In the press release you said that you tried something new in order to return to your old shoes. Can you be more specific with regards to these experiments in your music?
Certainly. When recording the new album, we tried primarily some new rums. They were not bad, but we ultimately agreed that the local Božkov brand remains unchallenged. When it comes to meats, we stick to the proven local suppliers.
Your band has doom metal roots. And I assume that it is not the case of you returning this far back. What is however your stance as a fan? Do you still listen to some doom albums or it no longer has any appeal?

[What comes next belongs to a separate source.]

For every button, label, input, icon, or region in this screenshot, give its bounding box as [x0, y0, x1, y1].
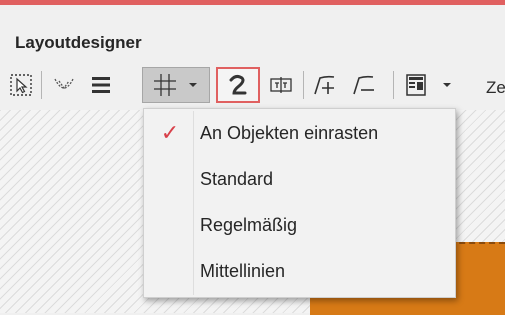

I grew up listening to albums from the 90s, so a big influenced on me were the then albums of Anathema, Paradise Lost, Moonspell, Type O Negative, Tiamat, The Gathering, Amorphis, Cradle of Filth or Samael, which were all laced with doom metal one way or another. And I keep returning to them regularly, since they are the cornerstones of my musical education. My relationship to most of these bands underwent some changes over time, so not all of their later music spoke to me, with Anathema being the exception. I like it in all its shapes and forms, I saw it live many times, and I never miss it when it plays here.
It seems to me that in recent years you are not that much active in terms of live shows. Will it change with the new album, if the situation with covid-19 allows it of course?
It is true that in the last couple of years, we have played live only a little. Personally, I think we can play merely two or three shows per year, if these are worth it. In the past, we are active a lot in this regard and played wherever possible (which has its charm as well), but there was always a price, a detriment to something else. And when you look at it from the perspective of an older guy (an old dog), you see and understand things differently, meaning you want to enjoy other aspects of life as well, whatever they may be.
Did this pandemic have an impact on the creation of the album and the way your band functions?
We were a bit worried if it were at all possible to record the second half of the album (the first one was done already in 2019). We had the studio booked for July, but things were still looking bleak in April and May. For example, Hypnos had to postpone the recording of their new album for couple of months no less due to the lockdown. We had no shows planned for the first half of the year because of the recording and the need to work in our rehearsal room, so in this way it did not impact us. It is clear however that covid screwed the plans of all the artists (or rather simply everyone) who were gearing up for the summer festival season.
Your second full-length Triotus, Tricephalus and Tribadism is considered your groundbreaking album. How do you feel about it now, 15 years after its release?
I am grateful for that album. A lot. It made a name for us, helped us get attention, even abroad. We are currently working on a new band website, which brought me to read some reviews from back then and I must say that it is an interesting, pleasant, and illuminating read. Nobody apparently expected much from us then, and it seems we managed to record a not-too-shabby collection of songs that got a fairly good acclaim.
Even old dogs have a strong bite… What teeth do Six Degrees Of Separation have in 2020?
We keep devouring metal, so much so the bloody bits fly off. It is not without scars every now and then, but you know how it is with new tricks. And we also know today that there is no need to bite at all costs, sometimes gnarling is enough, or wagging.